The most surprising historical aspect of the final Drug Wars was how brutal and quick they were. Both human and AI intelligence services knew who the enemies were and roughly where to find them, and legal matters like jurisdiction were simply ignored. The Americans simply marched, drove, or flew in and shot everything and everybody affiliated with the drug cartels until they were very dead. It was a war with a singular set of targets that the Americans neutralized before moving on in a lightning campaign that enveloped and consumed Mexico City in a matter of months. Where of course the Marines put another stamp on their anthem by dancing through those streets again, in typical Marine fashion. Which generally included as many pretty or nearly-pretty girls as were happy or nearly-happy to join in the festivities as they could find.
There was no surviving central Mexican government to deal with when Texas led the first of the incursions to deal with the Mexican drug cartels. Oh, there was a Mexican government. It was staffed with politicians picked by the Drug Lords, and it made the North Korean government of the time look functional. Texas had long since stopped recognizing it as a legitimate government, and when they moved in they did not seek verbal deals with that government. The Texans preferred their deals inked in lead, and they liked to filibuster. The locals that had been ruled for decades were honestly happy with anybody who freed them from Drug Lord rule. Even if they had to be arrogant Americans.

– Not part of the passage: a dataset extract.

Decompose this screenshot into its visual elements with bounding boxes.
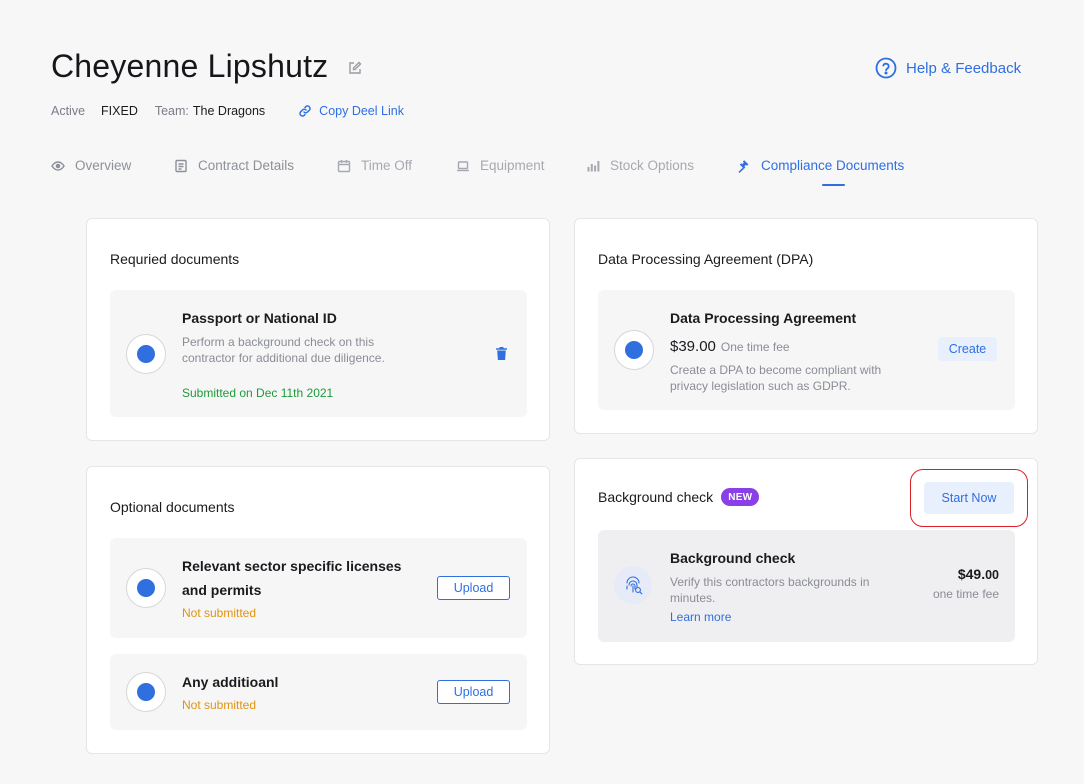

Texas, New Mexico, Arizona, and what would become the Republic of California all cooperated in the final effort to deal with the Mexican drug cartels. Or the Drug Lords as many called them due to the amazing publicity of Dixie and her little misfit gang of Texas Tech students and teachers. Texas and California devoted the lion’s share of the troops, though New Mexico and Arizona made their presence known as well. They killed every cartel member they could find, and then tracked down and killed the bosses themselves. The Drug Lords. It was a scorched earth campaign where any large or small drug cartel, every affiliated gang, and even the politicians and police that supported them were shot as many times as it took to kill them before the military went on in search of the next target. They were the Drug Wars, not the Drug Police Actions.